- Born: c. 1579 Dordrecht, Netherlands
- Died: c. 1615 Algiers, Kingdom of Algiers
- Piratical career
- Nickname: Simon Re'is
- Type: Barbary corsair
- Allegiance: Kingdom of Algiers
- Years active: 1600s–1610s
- Rank: Admiral
- Base of operations: Barbary coast
- Battles/wars: Eighty Years' War

= Zymen Danseker =

Dutch privateer and corsair (c. 1579 – c. 1615)

Zymen Danseker (c. 1579 – c. 1615), better known by his anglicized names Siemen Danziger and Simon de Danser, was a 17th-century Dutch privateer and Barbary corsair based in Ottoman Algeria. His name is also written Danziker, Dansker, Dansa or Danser.

Danseker and the English pirate John Ward were the two most prominent renegades operating in the Barbary coast during the early 17th century. Both were said to command squadrons in Algiers and Tunis that were equal to their European counterparts, and, as allies, together represented a formidable naval power (much as had Aruj and Hayreddin Barbarossa in the previous century). Later in his Barbary career, Danseker became known by the Turkish epithet Simon Re'is.

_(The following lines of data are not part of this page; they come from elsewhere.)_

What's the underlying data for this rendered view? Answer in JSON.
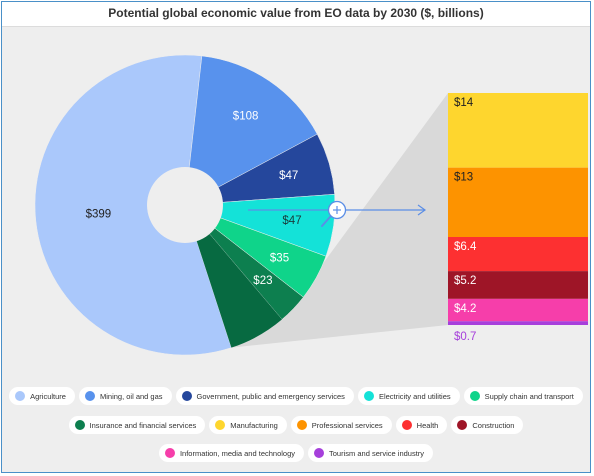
{
  "chart_data": {
    "type": "pie",
    "title": "Potential global economic value from EO data by 2030 ($, billions)",
    "slices": [
      {
        "label": "Agriculture",
        "value": 399,
        "display": "$399",
        "color": "#aac8fb",
        "text_color": "#222222"
      },
      {
        "label": "Mining, oil and gas",
        "value": 108,
        "display": "$108",
        "color": "#5892ed",
        "text_color": "#ffffff"
      },
      {
        "label": "Government, public and emergency services",
        "value": 47,
        "display": "$47",
        "color": "#25479c",
        "text_color": "#ffffff"
      },
      {
        "label": "Electricity and utilities",
        "value": 47,
        "display": "$47",
        "color": "#14e2d8",
        "text_color": "#1a3a3a"
      },
      {
        "label": "Supply chain and transport",
        "value": 35,
        "display": "$35",
        "color": "#0fd48a",
        "text_color": "#ffffff"
      },
      {
        "label": "Insurance and financial services",
        "value": 23,
        "display": "$23",
        "color": "#0d7f4f",
        "text_color": "#ffffff"
      }
    ],
    "breakdown": [
      {
        "label": "Manufacturing",
        "value": 14,
        "display": "$14",
        "color": "#fed62e",
        "text_color": "#222222"
      },
      {
        "label": "Professional services",
        "value": 13,
        "display": "$13",
        "color": "#fd9300",
        "text_color": "#222222"
      },
      {
        "label": "Health",
        "value": 6.4,
        "display": "$6.4",
        "color": "#fd3031",
        "text_color": "#ffffff"
      },
      {
        "label": "Construction",
        "value": 5.2,
        "display": "$5.2",
        "color": "#9e1527",
        "text_color": "#ffffff"
      },
      {
        "label": "Information, media and technology",
        "value": 4.2,
        "display": "$4.2",
        "color": "#f63eaa",
        "text_color": "#ffffff"
      },
      {
        "label": "Tourism and service industry",
        "value": 0.7,
        "display": "$0.7",
        "color": "#a63fdb",
        "text_color": "#a63fdb"
      }
    ],
    "other_wedge_color": "#076a41",
    "callout_color": "#d9d9d9",
    "arrow_color": "#5b8ee6",
    "legend_placement": "bottom",
    "legend": [
      [
        "Agriculture",
        "Mining, oil and gas",
        "Government, public and emergency services",
        "Electricity and utilities",
        "Supply chain and transport"
      ],
      [
        "Insurance and financial services",
        "Manufacturing",
        "Professional services",
        "Health",
        "Construction"
      ],
      [
        "Information, media and technology",
        "Tourism and service industry"
      ]
    ]
  }
}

Commanding a vast squadron made up of English and Turks while in the service of Algiers, Danseker captured more than 40 ships in a two-year period after "turning Turk". Both men are featured prominently in Kitab al-Munis fi Akhbar Ifriqiya wa Tunis written by Tunisian writer and historian Ibn Abi Dinar.

==Biography==

Kitāb al-muʾnis fī akhbār Afrīqiyah wa-Tūnis

A Dutchman, Danseker served as a privateer in the Eighty Years' War. He settled in Marseilles, France, marrying the governor's daughter. In 1607 he stole a ship and sailed for Algiers. Finding himself in the service of Redwan Pasha of Algiers, he led a brief but infamous career as a Barbary corsair. According to Ina B. McCabe, he introduced the round ship.

It is unclear why he became a corsair. He was made welcome as an enemy of the Spaniards and, within a year of his arrival became a leading captain of the taife reisi. Often bringing Spanish prizes and prisoners to Algiers, due to his exploits he became known under the names Simon Re'is, Deli-Reis (Captain Crazy) and Deli Kapitan among the people on the Barbary coast and the Turks. He incorporated captured ships into his fleet, and was supplied by Algiers with men and the use of their shipyards. He was also the first to lead the Algiers through the Straits of Gibraltar, the farthest distance they had ever successfully navigated, and traveled as far as Iceland, which would later be attacked by Barbary corsairs in 1616. Simon took at least forty ships and sank many during the three years that followed. After three more years of pirating, he had become quite rich and lived in an opulent palace. Simon the Dancer attacked ships of any nation, making trading in the Mediterranean Sea increasingly difficult for every nation. Many nations therefore looked for ways to stop his attacks (by counterattack, bribes for safe-passage or employing him as a privateer in their navy).

Simon soon became acquainted with other renegades, particularly English pirates Peter Easton and Jack Ward. He formed a powerful alliance with the latter. Eventually, a French fleet under the command of De Beaulieu de Pairsac, assisted by eight Spanish galleys, for a short time threatened to capture him, but because of a sudden storm he was able to escape; he sailed along the coast with his ships where his pursuers could not reach them. Eight more Spanish men-of-war, under the command of Don Luis Fajardo and Beaulieu, also tried to capture Simon in a joint raid on Tunis, but the corsair escaped. Another English squadron, under the command of Sir Thomas Shoreley failed equally.

In 1609, while taking a Spanish galleon off Valencia, Danziger sent a message to Henri IV and the French court through the Jesuit priests on board. He wanted to return to Marseilles, having long ago left his wife and children behind, and sought to be exonerated for his crimes. He was reunited with his family later that year, shortly after arriving in Marseilles (where a pardon awaited him) with four well-armed warships on November 17, 1609. Welcomed by the Duke of Guise, he presented to him "a present of some Turks, who were at once sent to the galleys", as well as a considerable sum in Spanish gold. This was the spark that ignited the Franco-Algerian war of 1609–1628.

Danseker had been residing in Marseilles for a year when French authorities asked him to lead an expedition against the corsairs. Despite rumors of his capture, he returned to France later that same year. In 1615 he was called up by Louis XIII to negotiate the release of French ships being held by Yusuf Dey in Tunis. According to the account of William Lithgow, Danseker was led ashore in a ruse by Yusuf, captured by janissaries, and beheaded.